SourceMeter
- Developer(s): FrontEndART Ltd.
- Stable release: 8.2 / December 16, 2016; 8 years ago
- Written in: C, C++
- Operating system: Cross-platform
- License: EULA
- Website: www.sourcemeter.com

= SourceMeter =

Source code analyzer tool

SourceMeter is a source code analyzer tool, which can perform deep static program analysis of the source code of complex programs in C, C++, Java, Python, C#, and RPG (AS/400). FrontEndART has developed SourceMeter based on the Columbus technology researched and developed at the Department of Software Engineering of the University of Szeged.

==Background==
During the static analysis, an abstract semantic graph (ASG) is constructed from the language elements of the source code.
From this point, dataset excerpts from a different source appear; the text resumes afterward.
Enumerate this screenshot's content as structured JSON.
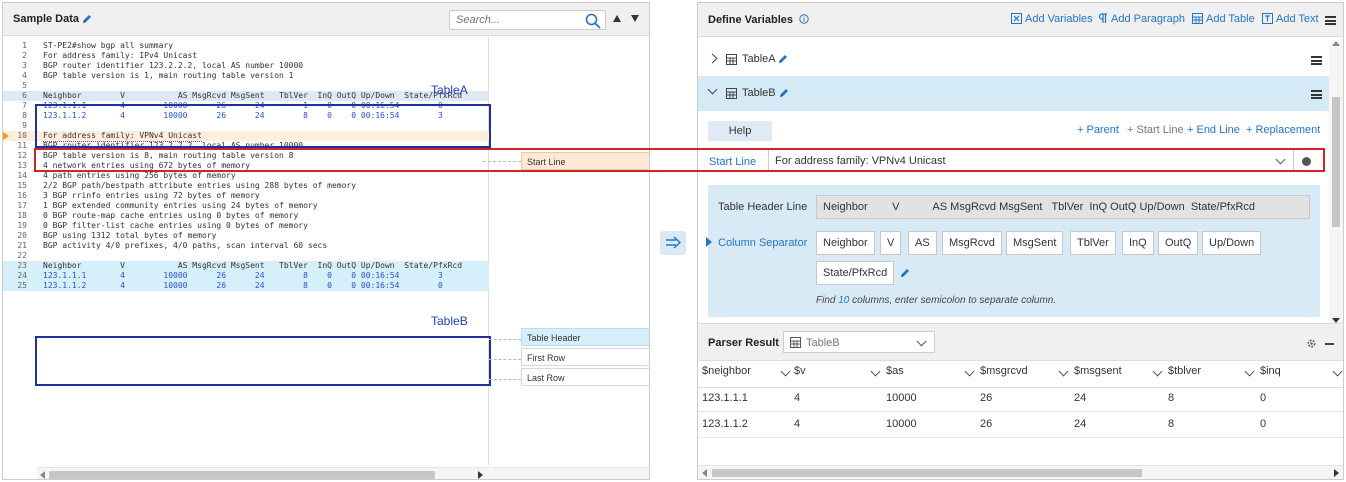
{
  "sample_data": {
    "title": "Sample Data",
    "search_placeholder": "Search...",
    "code_lines": [
      {
        "n": "1",
        "text": "ST-PE2#show bgp all summary"
      },
      {
        "n": "2",
        "text": "For address family: IPv4 Unicast"
      },
      {
        "n": "3",
        "text": "BGP router identifier 123.2.2.2, local AS number 10000"
      },
      {
        "n": "4",
        "text": "BGP table version is 1, main routing table version 1"
      },
      {
        "n": "5",
        "text": ""
      },
      {
        "n": "6",
        "text": "Neighbor        V           AS MsgRcvd MsgSent   TblVer  InQ OutQ Up/Down  State/PfxRcd"
      },
      {
        "n": "7",
        "text": "123.1.1.1       4        10000      26      24        1    0    0 00:16:54        0"
      },
      {
        "n": "8",
        "text": "123.1.1.2       4        10000      26      24        8    0    0 00:16:54        3"
      },
      {
        "n": "9",
        "text": ""
      },
      {
        "n": "10",
        "text": "For address family: VPNv4 Unicast"
      },
      {
        "n": "11",
        "text": "BGP router identifier 123.2.2.2, local AS number 10000"
      },
      {
        "n": "12",
        "text": "BGP table version is 8, main routing table version 8"
      },
      {
        "n": "13",
        "text": "4 network entries using 672 bytes of memory"
      },
      {
        "n": "14",
        "text": "4 path entries using 256 bytes of memory"
      },
      {
        "n": "15",
        "text": "2/2 BGP path/bestpath attribute entries using 288 bytes of memory"
      },
      {
        "n": "16",
        "text": "3 BGP rrinfo entries using 72 bytes of memory"
      },
      {
        "n": "17",
        "text": "1 BGP extended community entries using 24 bytes of memory"
      },
      {
        "n": "18",
        "text": "0 BGP route-map cache entries using 0 bytes of memory"
      },
      {
        "n": "19",
        "text": "0 BGP filter-list cache entries using 0 bytes of memory"
      },
      {
        "n": "20",
        "text": "BGP using 1312 total bytes of memory"
      },
      {
        "n": "21",
        "text": "BGP activity 4/0 prefixes, 4/0 paths, scan interval 60 secs"
      },
      {
        "n": "22",
        "text": ""
      },
      {
        "n": "23",
        "text": "Neighbor        V           AS MsgRcvd MsgSent   TblVer  InQ OutQ Up/Down  State/PfxRcd"
      },
      {
        "n": "24",
        "text": "123.1.1.1       4        10000      26      24        8    0    0 00:16:54        3"
      },
      {
        "n": "25",
        "text": "123.1.1.2       4        10000      26      24        8    0    0 00:16:54        0"
      }
    ],
    "table_a_label": "TableA",
    "table_b_label": "TableB",
    "tags": {
      "start_line": "Start Line",
      "table_header": "Table Header",
      "first_row": "First Row",
      "last_row": "Last Row"
    }
  },
  "define_variables": {
    "title": "Define Variables",
    "actions": {
      "add_variables": "Add Variables",
      "add_paragraph": "Add Paragraph",
      "add_table": "Add Table",
      "add_text": "Add Text"
    },
    "tables": [
      "TableA",
      "TableB"
    ],
    "help_label": "Help",
    "links": {
      "parent": "+ Parent",
      "start_line": "+ Start Line",
      "end_line": "+ End Line",
      "replacement": "+ Replacement"
    },
    "start_line_label": "Start Line",
    "start_line_value": "For address family: VPNv4 Unicast",
    "table_header_line_label": "Table Header Line",
    "table_header_line_value": "Neighbor        V           AS MsgRcvd MsgSent   TblVer  InQ OutQ Up/Down  State/PfxRcd",
    "column_separator_label": "Column Separator",
    "columns": [
      "Neighbor",
      "V",
      "AS",
      "MsgRcvd",
      "MsgSent",
      "TblVer",
      "InQ",
      "OutQ",
      "Up/Down",
      "State/PfxRcd"
    ],
    "find_prefix": "Find",
    "find_count": "10",
    "find_suffix": "columns, enter semicolon to separate column."
  },
  "parser_result": {
    "title": "Parser Result",
    "selected_table": "TableB",
    "headers": [
      "$neighbor",
      "$v",
      "$as",
      "$msgrcvd",
      "$msgsent",
      "$tblver",
      "$inq"
    ],
    "rows": [
      [
        "123.1.1.1",
        "4",
        "10000",
        "26",
        "24",
        "8",
        "0"
      ],
      [
        "123.1.1.2",
        "4",
        "10000",
        "26",
        "24",
        "8",
        "0"
      ]
    ]
  },
  "colors": {
    "accent_blue": "#2674c8",
    "table_box": "#1e2fa0",
    "highlight_red": "#d0242b",
    "row_selected": "#d4ebf7"
  }
}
This ASG is then processed by the different tools in the package to calculate product metrics like LLOC, NLE or NOA, identify duplicate code (copy-pasted code; clones), coding rule violations, etc.
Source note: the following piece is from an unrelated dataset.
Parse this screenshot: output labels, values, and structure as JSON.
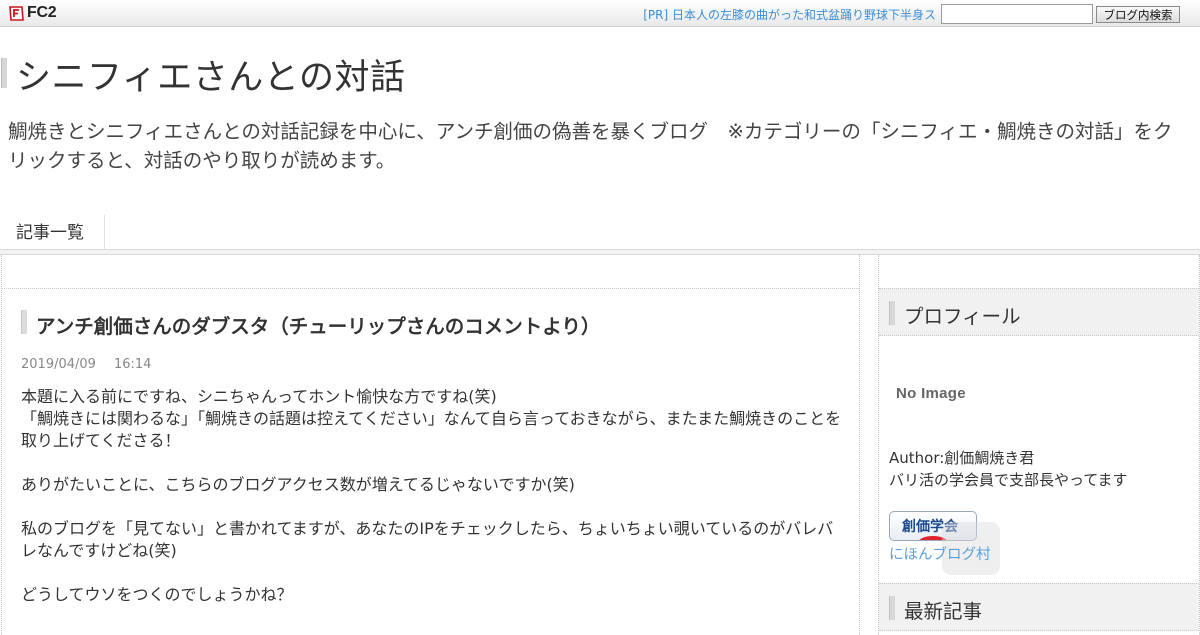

SourceMeter can analyze source code conforming to Java 8 and earlier versions, C/C++, RPG III and RPG IV versions (including free-form), C# 6.0 and earlier versions and Python 2.7.8 and earlier versions.
In the case of C/C++, SourceMeter supports the ISO/IEC 14882:2011 international standard extended with several new features from ISO/IEC 14882:2014, and C language defined by the ANSI/ISO 9899:1990, ISO/IEC 9899:1999 and ISO/IEC 9899:2011 standards. Besides the standard features, several GCC and Microsoft specific extensions are also supported.

==Features==
- Precise and deep static analysis, building full semantic graphs, containing semantic edges (calls, references), comments, etc.
- 60+ source code metrics (complexity, coupling, cohesion, inheritance, etc.), on different levels (package, namespace, class, method, etc.)
- Type-2 duplications regarding syntax boundaries
- Code duplication metrics (stability, embeddedness, dispersion, etc.)
- Detecting inconsistent changes of duplications
- Checking coding rules (Differences between PMD rule violations and FaultHunter rule violations)
- Detecting security vulnerabilities based on data-flow (SQL injection, XSS, etc.)
- Checking metric-based rule violations
- Checking Android specific rule violations
- Detecting runtime exceptions by means of symbolic code execution, for Java only

==SonarQube plug-in==

SourceMeter plug-in for SonarQube platform is an extension of the open-source SonarQube platform for managing code quality. The plug-in executes SourceMeter from the SonarQube platform and uploads the source code analysis results of SourceMeter into the SonarQube database. The plug-in is open-source, and provides all the usual SonarQube code analysis results, extended with many additional metrics and issue detectors provided by the SourceMeter tool. The plug-in supports the C/C++, Java, C#, Python and RPG languages.